Professor U R Rao, the former chairman of Indian Space Research Organisation (ISRO) and the incumbent chairman of the Governing Council of Physical Research Laboratory, Ahmedabad, has called the Rs 23 crore fund allocation for space research in India, as “ridiculous”.
He said given the amount of possibilities and the pace at which space research has evolved in the country, “we must provide enough support and allow scientists to work at their pace.”
He was delivering the keynote address at the conference on ‘Indian Astronomy: Ancient and Modern’.
He outlined the history of astronomy in India — from the time of Aryabhatta (the Vedantic astronomer) to Aryabhatta (India’s first satellite) and to the present time when India has launched more than 50 satellites using indigenously built launch vehicles.
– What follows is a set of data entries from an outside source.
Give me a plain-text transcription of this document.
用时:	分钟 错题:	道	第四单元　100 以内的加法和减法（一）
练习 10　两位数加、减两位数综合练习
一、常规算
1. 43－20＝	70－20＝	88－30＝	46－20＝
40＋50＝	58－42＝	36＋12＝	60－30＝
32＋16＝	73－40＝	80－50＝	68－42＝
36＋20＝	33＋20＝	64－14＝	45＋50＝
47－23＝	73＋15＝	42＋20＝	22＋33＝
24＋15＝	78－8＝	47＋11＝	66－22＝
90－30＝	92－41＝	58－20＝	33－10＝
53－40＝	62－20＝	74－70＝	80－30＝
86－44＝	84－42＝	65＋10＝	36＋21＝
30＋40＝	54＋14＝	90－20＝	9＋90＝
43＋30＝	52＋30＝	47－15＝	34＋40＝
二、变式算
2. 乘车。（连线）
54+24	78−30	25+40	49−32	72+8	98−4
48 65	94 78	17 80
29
“Indian space research, from its formal origin, had two primary goals — self-reliance and societal applications — and these goals are constantly being met,” he added.
Emphasising the technological evolution, Rao narrated the personal accounts of difficulty he faced for making
international calls in the 1960s at the Massachusetts Institute of Technology, while today almost every Indian has a mobile phone.
Rao also spoke about the possibility of aliens, adding that this is an area where humans lack. “If life has evolved on earth, then it must have evolved in other places too,” he said.
He said the ‘colonisation’ of other planets, such as Mars, was a possibility. Scientists around the world believed it would be possible in the next 1,000 years despite there being little trace of a life-supporting environment on the Red Planet, he said.